Electronics was a big tech hobby back then and had been since the early days of the radio in the 1910s. Looking at the Geniac ad carefully though showed it wasn’t an electronics kit, but merely electrical. It might contain 400 parts, but they were wires, light bulbs, batteries, nuts, and little contacts. It seems designed to set up simple logic programs. How much could a kid do with one? YouTube to the rescue:

And this film, which features a later model from the 1960s called a Brainiac:

This brings up even more questions. Did kids really play with them? Where they inspired to study computers and become computer programmers and engineers? Were there any famous computer pioneers that started with a Geniac or Brainiac? Could Steve Wozniak or Bill Gates have played with one? Of course, those two might have been too young for this era.

The kit seemed aimed at kids, but it would have required a great deal of work and patience to produce any results. Actually putting one together and doing any of the example projects would have been very educational.

David Vanderschel describes his Geniac computer from 1956. He says an IBM 1620 was the first real computer he encountered in 1962. That was the first computer I programmed on in 1971 at computer school using FORTRAN.

Hackaday had a post last month about the Geniac claiming that Mike Gardi credits his professional success in software development to educational logic games like the Geniac. Gardi created a replica of a Geniac and has links to the original documentation. This 1955 manual had instructions for a couple dozen projects. Gardi said:

Technically GENIAC was a collection of configurable N-pole by N-throw rotary switches, which could be set up to cascaded and thus perform logical functions. As a result GENIAC could use combinational logic only, its outputs depending entirely on inputs manually set. However, projects outlined in the manual, which started with basic logic circuits, ultimately progressed to such things as a NIM machine and TIC-TAC-TOE machine.

I did find a Geniac on eBay that has a $99.99 buy it now price. There’s a Brainiac for sale for $349! That’s more than I’d want to spend. The Brainiac is in great shape though. It’s probably the one from the film above.

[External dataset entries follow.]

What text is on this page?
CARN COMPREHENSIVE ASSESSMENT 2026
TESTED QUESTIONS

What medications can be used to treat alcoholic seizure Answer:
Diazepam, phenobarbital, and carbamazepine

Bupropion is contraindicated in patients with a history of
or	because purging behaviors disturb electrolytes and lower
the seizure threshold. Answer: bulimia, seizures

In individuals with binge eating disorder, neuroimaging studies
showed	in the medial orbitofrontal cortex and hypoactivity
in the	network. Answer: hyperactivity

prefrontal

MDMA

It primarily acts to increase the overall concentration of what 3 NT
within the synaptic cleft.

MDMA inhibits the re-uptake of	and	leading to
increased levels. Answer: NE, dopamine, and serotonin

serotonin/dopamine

The more I Googled, the more intrigued I became about the impact of the Geniac computer. Is this how historians get sucked into writing books? I checked a couple books on the history of personal computers I own, but neither mention Geniac or Edmund Berkeley. If you search Google for the first personal computer you usually get the MITS Altair 8800. Maybe that’s not true. Maybe I could write a whole history book about home computers before 1975.

Additional Reading:

Update:

I went to my public library and looked through the books about the history of computing. I found no mentions of Geniac or Edmund Berkeley. I then checked The Reader’s Guide to Periodical Literature for the years 1950-1960. I found no references to Geniac and only a handful of articles by Berkeley. His articles did sound interesting:

  • “Robots for Fun” Life, 173-74+, March 19, 1956
  • “Relations Between Symbolic Logic and Large-Scale Calculating Machines” Science, 395-399, October 6, 1950
  • “Simple Simon” Scientific American, 40-43, November 1950
  • “Tomorrow’s Thinking Machines” Science Digest, 52-57, January 1950
  • “2150 A.D. Preview of the Robotic Age” New York Times, 19, November 19, 1950
  • “Robot Psychoanalyst” Newsweek, 58, December 12, 1949
  • “Algebra and States and Events” Science Monthly, 332-342, April 1954
  • “We Are Safer Than We Think” New York Times, 11, July 29, 1951

An amusing thing happened at the library. I kept asking the librarians where the Reader’s Guide to Periodical Literature was located. They didn’t know. Finally, they asked a very old librarian and she found it for me. She then came back with the younger librarians, they wanted to see it too. I had told them when I was young every kid was taught to begin their library research with that classic index.